Pasado el mediodía llamó la Gertrudis a avisarles que venía «al contao» a echarles unas cervecillas.

– No creas que esto de venir a Madrid y estar todo el día metido en este pisanco… -dijo de pronto don Lotario con aire de pataleta, mientras se asomaba al balcón.

Plinio quedó mirándolo con cara de «gagá»:

– Pues qué quiere usted que hagamos, ¿ir a Pasapoga? Hemos venido a trabajar.

– Sí, hombre, pero todo se puede hacer a la vez. Por ejemplo, darse un paseo por el Rastro, tomar un caldo en Lhardy, ir al Retiro un ratejo… Qué sé yo… A mí es que no me gusta trabajar así ba¡o cubierto.

– Pues lo que sea de aquí ha de salir… Y tiempo tendremos. Cuando acabemos el caso, dedicamos un día al folclore.

Plinio recordó el armario grande de un cuarto contiguo a la cocina y se fue hacia allá con el humor un poco averiado. Don Lotario continuó un rato ante el balcón lleno de sol y de claras fachadas, con cara mohína, y por fin, arrastrando los pies y con maldita la gana, fue donde estaba el Jefe.

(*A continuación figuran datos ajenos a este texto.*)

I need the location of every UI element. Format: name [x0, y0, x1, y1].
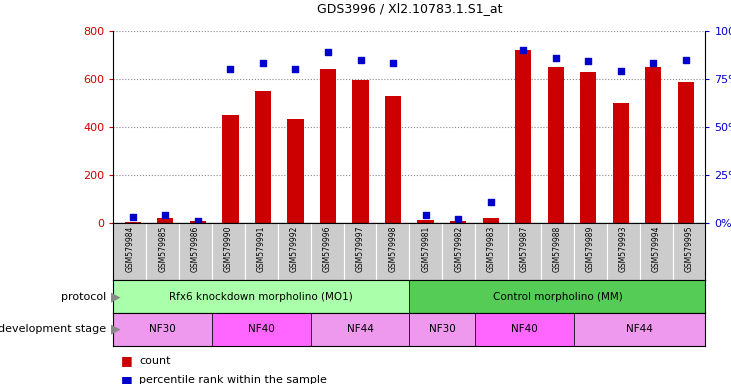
Point: [127, 214, 139, 220]
Bar: [278, 223, 311, 280]
Text: NF44: NF44: [626, 324, 653, 334]
Bar: [442, 223, 475, 280]
Bar: [409, 223, 442, 280]
Text: protocol: protocol: [61, 291, 110, 302]
Text: Control morpholino (MM): Control morpholino (MM): [493, 291, 622, 302]
Bar: [548, 67, 564, 223]
Point: [322, 49, 334, 55]
Bar: [146, 223, 179, 280]
Bar: [352, 80, 368, 223]
Bar: [580, 71, 596, 223]
Text: ▶: ▶: [111, 290, 121, 303]
Bar: [287, 119, 303, 223]
Bar: [245, 223, 278, 280]
Bar: [673, 223, 705, 280]
Text: GSM579989: GSM579989: [586, 226, 595, 272]
Bar: [678, 82, 694, 223]
Bar: [376, 223, 409, 280]
Bar: [212, 223, 245, 280]
Bar: [311, 313, 409, 346]
Bar: [574, 313, 705, 346]
Bar: [212, 313, 311, 346]
Text: development stage: development stage: [0, 324, 110, 334]
Point: [550, 55, 561, 61]
Text: GSM579981: GSM579981: [421, 226, 431, 272]
Point: [583, 58, 594, 65]
Bar: [179, 223, 212, 280]
Text: GSM579997: GSM579997: [355, 226, 365, 272]
Bar: [450, 221, 466, 223]
Text: NF30: NF30: [149, 324, 176, 334]
Text: GDS3996 / Xl2.10783.1.S1_at: GDS3996 / Xl2.10783.1.S1_at: [317, 2, 502, 15]
Text: NF40: NF40: [511, 324, 538, 334]
Bar: [482, 218, 499, 223]
Text: GSM579998: GSM579998: [388, 226, 398, 272]
Bar: [508, 223, 541, 280]
Bar: [113, 313, 212, 346]
Text: GSM579984: GSM579984: [125, 226, 135, 272]
Bar: [113, 280, 409, 313]
Text: GSM579983: GSM579983: [487, 226, 496, 272]
Bar: [475, 223, 508, 280]
Bar: [645, 67, 662, 223]
Text: GSM579985: GSM579985: [158, 226, 167, 272]
Bar: [222, 116, 238, 223]
Bar: [515, 50, 531, 223]
Point: [485, 199, 496, 205]
Text: ▶: ▶: [111, 323, 121, 336]
Point: [452, 216, 464, 222]
Point: [387, 60, 399, 66]
Bar: [320, 69, 336, 223]
Bar: [574, 223, 607, 280]
Bar: [475, 313, 574, 346]
Bar: [607, 223, 640, 280]
Bar: [344, 223, 376, 280]
Point: [355, 56, 366, 63]
Bar: [417, 220, 433, 223]
Bar: [640, 223, 673, 280]
Point: [648, 60, 659, 66]
Text: GSM579990: GSM579990: [224, 226, 233, 272]
Bar: [157, 218, 173, 223]
Text: ■: ■: [121, 374, 137, 384]
Bar: [613, 103, 629, 223]
Text: GSM579988: GSM579988: [553, 226, 562, 272]
Point: [420, 212, 431, 218]
Text: NF44: NF44: [346, 324, 374, 334]
Point: [224, 66, 236, 72]
Point: [289, 66, 301, 72]
Bar: [255, 91, 271, 223]
Bar: [409, 280, 705, 313]
Bar: [409, 313, 475, 346]
Point: [518, 47, 529, 53]
Text: NF30: NF30: [429, 324, 455, 334]
Text: GSM579996: GSM579996: [322, 226, 332, 272]
Bar: [113, 223, 146, 280]
Text: NF40: NF40: [248, 324, 275, 334]
Text: GSM579986: GSM579986: [191, 226, 200, 272]
Text: GSM579993: GSM579993: [618, 226, 628, 272]
Bar: [311, 223, 344, 280]
Point: [159, 212, 171, 218]
Bar: [541, 223, 574, 280]
Text: percentile rank within the sample: percentile rank within the sample: [139, 375, 327, 384]
Text: ■: ■: [121, 354, 137, 367]
Text: Rfx6 knockdown morpholino (MO1): Rfx6 knockdown morpholino (MO1): [170, 291, 353, 302]
Point: [615, 68, 626, 74]
Text: GSM579992: GSM579992: [289, 226, 299, 272]
Text: GSM579982: GSM579982: [454, 226, 463, 272]
Point: [680, 56, 692, 63]
Point: [192, 218, 204, 224]
Bar: [190, 221, 206, 223]
Bar: [125, 222, 141, 223]
Text: GSM579987: GSM579987: [520, 226, 529, 272]
Text: count: count: [139, 356, 170, 366]
Bar: [385, 96, 401, 223]
Text: GSM579994: GSM579994: [651, 226, 661, 272]
Point: [257, 60, 269, 66]
Text: GSM579991: GSM579991: [257, 226, 266, 272]
Text: GSM579995: GSM579995: [684, 226, 694, 272]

Había conseguido abrir el gran armario. Estaba totalmente lleno de muñecos y muñecas de distintos tamaños, épocas y calidad. Todos limpios, bien trajeados y colocados con un orden casi aburrido. Docenas de ojos de cristal mirando a aquellos hombres. Manos alzadas con los dedos abiertos. Sonrisas congeladas. Labios rojos y muchas cabecillas rubias. Plinio contemplaba aquel muñequerío con ternura. Allí estaba, en múltiples figuras de China, cartón y plástico, simbolizada la maternidad frustada de las hermanas coloradas. Y a sus sesenta años largos, se las imaginaba en las tardes solaces, junto a aquel almacén de peponas, canturreándoles, mudándoles vestidos, durmiéndolas con nanas reviejas y quizás en un descuido, arrimándoselas al calor de sus tetas pasas, a sus labios barbecheras o acunándolas en sus haldas sin pecado. Tal vez por la noche se llevaban alguna, la preferida, hasta el embozo frío de su cama para intentar calentarlas con sus costillares tallados, con el blancor de su camisón, con la pelirroja hoquedad de sus sobacos. Todos los niños y niñas que no parieron y pensaron estaban multiplicados en aquel armario. Unos con chupetes, otras con lacitos, otras con un sombrero de playa inverosímil… Y Plinio trasladó el pensamiento a su hija, a su pobre hija, ya madura, que tal vez quedase sin matrimonio, soñando también en partos clamorosos, en hijos como capullones arrebujados en mantillas, en babas, besos y llantos nocherniegos. Una mujer con el papo intonso y la barriga sin creación es el ciprés más triste y entristecedor del mundo. Hay que darle su juego a la barriga y sudar en las noches entre abrazos y suspiros chillados; hay que parir de cuando en cuando echando cuerpos, placentas, licores y gritos. Hay, coño, que darle a la mitad del cuerpo de abajo lo que es suyo y no pasarse las noches como un busto de mármol sobre el embozo.